Alla promozione di quest'album, si affianca Ivano Fortuna, eclettico batterista e percussionista dalla forte impronta afro-indiana. Assieme stabiliscono un sodalizio artistico che durerà diversi anni dedicandosi alla rappresentazione dal vivo di un "suono nuovo". Il duo vedrà come ospiti e collaboratori diversi musicisti provenienti dalla scena Jazz quali Stefano Cerri, Gigi Cifarelli, Renato D'aiello Giulio Visibelli ed altri che daranno ulteriore arricchimento e crescita alla continua ricerca sonora di Lupi. Durante questo periodo di sperimentazione e di collaborazioni, è invitato ad ncide per la prestigiosa etichetta discografica tedesca "Acoustic Music Records" e nasce "Shorts", un disco solista che porta ancora traccia del lungo periodo di sperimentazione sonora. Intanto, stimolato dalla collaborazione con Ivano Fortuna, la passione di Walter Lupi per la musica di radice etnica, unita all'esperienza in veste di educatore presso l'Istituto Penale Minorile di Milano I.P.M.C. Beccaria dove Lupi, in veste di coordinatore dell'area artistica delle attività dell'Istituto nel 1998 produce il CD "Il tempo si è fermato", lo inducono ad approffondire l'aspetto terapeutico della musica. Si confronta con discipline diverse, ricercando nuove forme di musica adatte a sostenere il lavoro di Trainers e Terapisti di tecniche di respirazione, meditazione e rilassamento. A seguito di questo ulteriore periodo di sperimentazione decide di creare un marchio, (Music Experience®) che identifica una produzione discografica per mettere in risalto le potenzialità curative della musica e che vedrà Il primo CD uscire nel 2003 intitolato "Music Experience Vol. 1" seguito nel 2006 da "Music Experience 2", un album interamente dedicato ai ritmi della natura, all’elemento acqua, e allo stretto legame di parentela tra l’uomo e l’ambiente circostante che lo ha generato.

 

Trascorso questo periodo di natura introspettiva, Lupi decide di riaprirsi alle sonorità acustiche del suo primo CD Bhakta Priya. Si ritira nel “verde silenzio” di Zumiè, in una località posta tra le valli Bresciane, per registrare un nuovo disco solista che pubblicherà nel 2007 dal titolo “Zumiè”; una raccolta di 12 brani per lo più composti e arrangiati in luogo.
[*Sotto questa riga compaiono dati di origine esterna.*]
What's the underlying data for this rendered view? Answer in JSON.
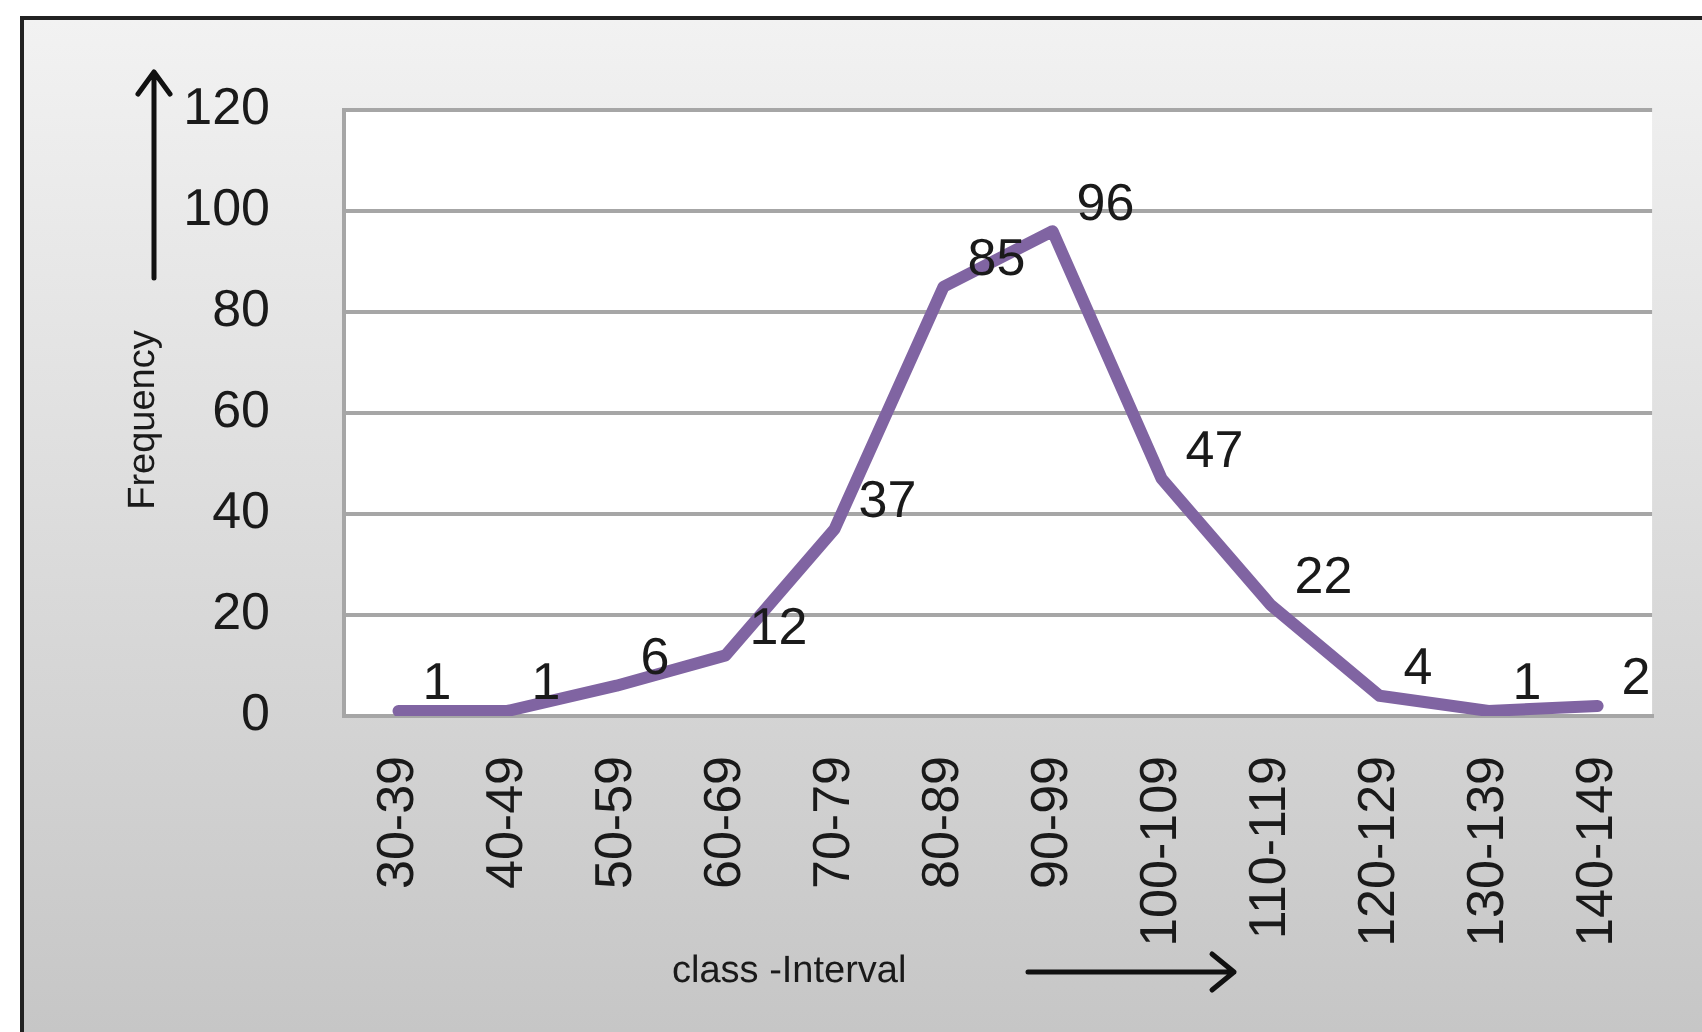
{
  "chart_data": {
    "type": "line",
    "xlabel": "class -Interval",
    "ylabel": "Frequency",
    "categories": [
      "30-39",
      "40-49",
      "50-59",
      "60-69",
      "70-79",
      "80-89",
      "90-99",
      "100-109",
      "110-119",
      "120-129",
      "130-139",
      "140-149"
    ],
    "values": [
      1,
      1,
      6,
      12,
      37,
      85,
      96,
      47,
      22,
      4,
      1,
      2
    ],
    "color": "#8064a2",
    "ylim": [
      0,
      120
    ],
    "yticks": [
      0,
      20,
      40,
      60,
      80,
      100,
      120
    ],
    "grid": "y",
    "data_labels": true,
    "marker": "none",
    "line_style": "solid"
  }
}
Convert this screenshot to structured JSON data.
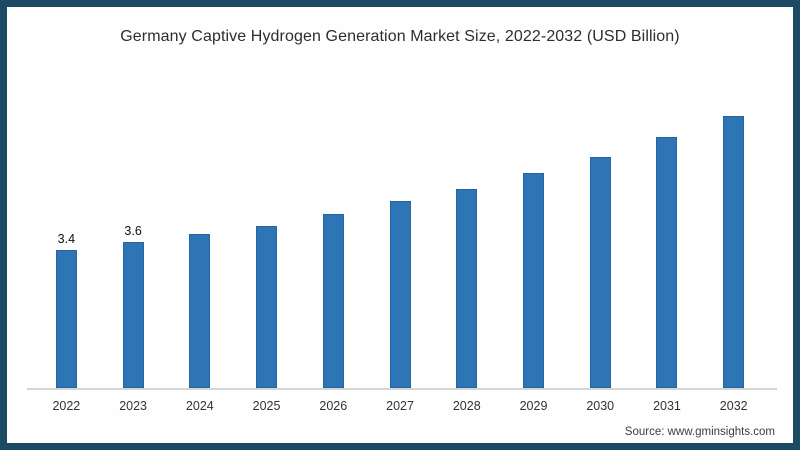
{
  "footer": {
    "source": "Source: www.gminsights.com"
  },
  "colors": {
    "bar": "#2e75b6",
    "frame_border": "#1b4a62",
    "axis_line": "#d6d6d6",
    "title_text": "#2d2d2d"
  },
  "chart_data": {
    "type": "bar",
    "title": "Germany Captive Hydrogen Generation Market Size, 2022-2032 (USD Billion)",
    "categories": [
      "2022",
      "2023",
      "2024",
      "2025",
      "2026",
      "2027",
      "2028",
      "2029",
      "2030",
      "2031",
      "2032"
    ],
    "values": [
      3.4,
      3.6,
      3.8,
      4.0,
      4.3,
      4.6,
      4.9,
      5.3,
      5.7,
      6.2,
      6.7
    ],
    "data_labels": [
      "3.4",
      "3.6",
      "",
      "",
      "",
      "",
      "",
      "",
      "",
      "",
      ""
    ],
    "xlabel": "",
    "ylabel": "",
    "ylim": [
      0,
      7.5
    ],
    "grid": false,
    "legend": false,
    "bar_color": "#2e75b6"
  }
}
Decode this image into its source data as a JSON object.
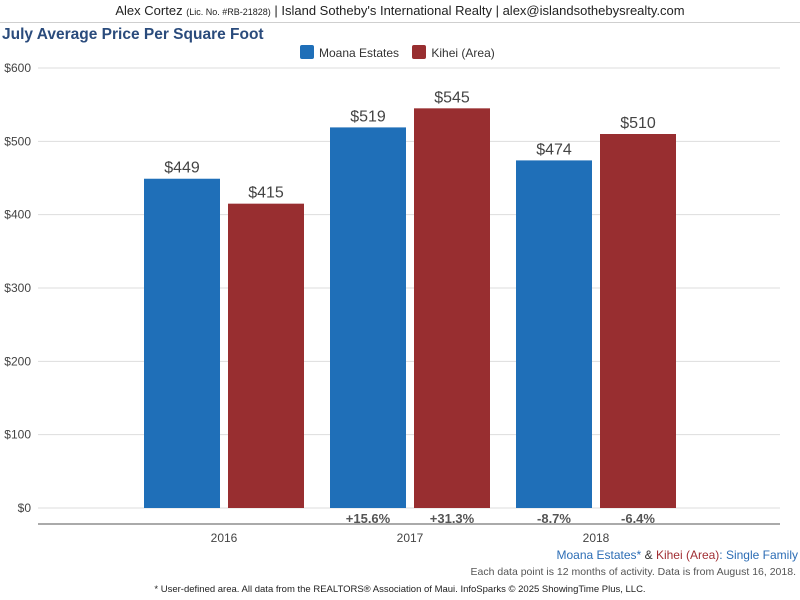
{
  "header": {
    "name": "Alex Cortez",
    "license": "(Lic. No. #RB-21828)",
    "company": "| Island Sotheby's International Realty | alex@islandsothebysrealty.com"
  },
  "colors": {
    "series_1": "#1f6fb8",
    "series_2": "#982e30",
    "title": "#2a4b7c"
  },
  "chart_data": {
    "type": "bar",
    "title": "July Average Price Per Square Foot",
    "categories": [
      "2016",
      "2017",
      "2018"
    ],
    "series": [
      {
        "name": "Moana Estates",
        "values": [
          449,
          519,
          474
        ],
        "labels": [
          "$449",
          "$519",
          "$474"
        ],
        "changes": [
          "",
          "+15.6%",
          "-8.7%"
        ]
      },
      {
        "name": "Kihei (Area)",
        "values": [
          415,
          545,
          510
        ],
        "labels": [
          "$415",
          "$545",
          "$510"
        ],
        "changes": [
          "",
          "+31.3%",
          "-6.4%"
        ]
      }
    ],
    "ylim": [
      0,
      600
    ],
    "yticks": [
      0,
      100,
      200,
      300,
      400,
      500,
      600
    ],
    "ytick_labels": [
      "$0",
      "$100",
      "$200",
      "$300",
      "$400",
      "$500",
      "$600"
    ],
    "grid": true,
    "legend_position": "top-center"
  },
  "footer": {
    "subtitle_series1": "Moana Estates*",
    "subtitle_amp": "&",
    "subtitle_series2": "Kihei (Area)",
    "subtitle_type": ": Single Family",
    "note": "Each data point is 12 months of activity. Data is from August 16, 2018.",
    "disclaimer": "* User-defined area. All data from the REALTORS® Association of Maui. InfoSparks © 2025 ShowingTime Plus, LLC."
  }
}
Ed è nel 2009 che, mettendo a frutto l’esperienza di Zumiè. Lupi confeziona il suo primo  progetto discografico interamente dedicato ad un altro autore; un tributo alla figura di Lucio Battisti dal titolo “Sulle Corde dell’Anima”. Con “Shorts”, “Zumiè” e  il tributo a Battisti Lupi si colloca definitivamente nel panorama “fingerstyle” internazionale condividendo il palcoscenico con diversi nomi della scena musicale internazionale tra i quali: Jhon Rembourn, Alex De Grassi, Tim Sparks, Roland Dyens, Birèli Lagrène, Dominic Miller e Stanley Giordan, e partecipando ad alcuni tra i principali festival in diversi paesi d'Europa; Italia, Francia, Inghilterra, Croazia, Germania e Ungheria.